A tiny military spy drone that can be worn on a soldier’s clothing and launched from the palm of the hand has been unveiled by engineers in the US.
Developed by unmanned air systems (UAS) specialist Aerovironment, the so-called Snipe quadcopter, which weighs 140g, has been developed specifically for close-range intelligence, surveillance and reconnaissance missions.
According to a statement issued by the firm, 20 of the drones were delivered to the US government in April.
Powered by rechargeable batteries that give it around 15 minutes of flight time, the tiny device is claimed to be capable of flight speeds of more than 20mph and has a range of over 1km.
What’s more, thanks to its quiet electric motors, it’s said to be difficult to detect in operating environments with even minimal ambient noise.
“Snipe’s tiny size belies its impressive capabilities,” said Kirk Flittie, AeroVironment vice president and general manager of its Unmanned Aircraft Systems business segment. “It is quick, quiet, fast, durable and packed with advanced features critical to helping our customers succeed in close-range missions.”

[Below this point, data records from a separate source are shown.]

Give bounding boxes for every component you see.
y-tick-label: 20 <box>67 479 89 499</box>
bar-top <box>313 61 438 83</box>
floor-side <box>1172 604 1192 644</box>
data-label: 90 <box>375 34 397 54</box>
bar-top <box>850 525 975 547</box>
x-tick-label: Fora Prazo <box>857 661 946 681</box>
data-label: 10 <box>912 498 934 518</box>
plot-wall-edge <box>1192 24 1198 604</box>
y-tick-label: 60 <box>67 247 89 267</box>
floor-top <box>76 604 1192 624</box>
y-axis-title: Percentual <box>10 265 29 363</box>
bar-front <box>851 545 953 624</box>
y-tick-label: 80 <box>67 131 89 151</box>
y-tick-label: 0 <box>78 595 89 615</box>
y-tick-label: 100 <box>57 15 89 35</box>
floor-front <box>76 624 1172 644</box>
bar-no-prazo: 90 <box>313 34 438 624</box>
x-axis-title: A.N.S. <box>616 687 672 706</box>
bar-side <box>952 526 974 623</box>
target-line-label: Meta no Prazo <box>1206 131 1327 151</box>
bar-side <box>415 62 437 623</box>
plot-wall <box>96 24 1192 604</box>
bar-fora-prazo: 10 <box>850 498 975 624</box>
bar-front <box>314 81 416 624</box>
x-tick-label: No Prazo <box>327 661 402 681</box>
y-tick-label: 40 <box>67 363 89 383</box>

The aircraft is equipped with electro-optical/infrared (EO/IR), low-light-capable and long-wave infrared (LWIR) sensors and can relay high-resolution images and record real-time video both day and night.
Controlled using an app on a standard touch screen controller, Snipe is claimed to be capable of operating under challenging environmental conditions including wind gusts of up to 20mph. An integrated UHF radio allows non-line-of-sight operation, and the drone is able to return to its operator automatically if it loses its radio link.
The technology is based on advances made by the company in the development of the Nano Hummingbird, an experimental flapping wing drone that it developed as part of a DARPA project.
So-called Micro Air Vehicles (MAVs) have been a major area of development in the defence sector for a number of years.
The Black Hornet, a 15g helicopter, developed by Norwegian firm Prox Dynamics — which began life developing devices for the remote-control plane market — was adopted by British forces following an urgent 2011 MoD call for a “Nano UAS” for use in Afghanistan. In the meantime a number of groups around the world – including UK firm Animal Dynamics – are continuing to explore the development of next-generation drones that mimic the flapping wing flight of an insect.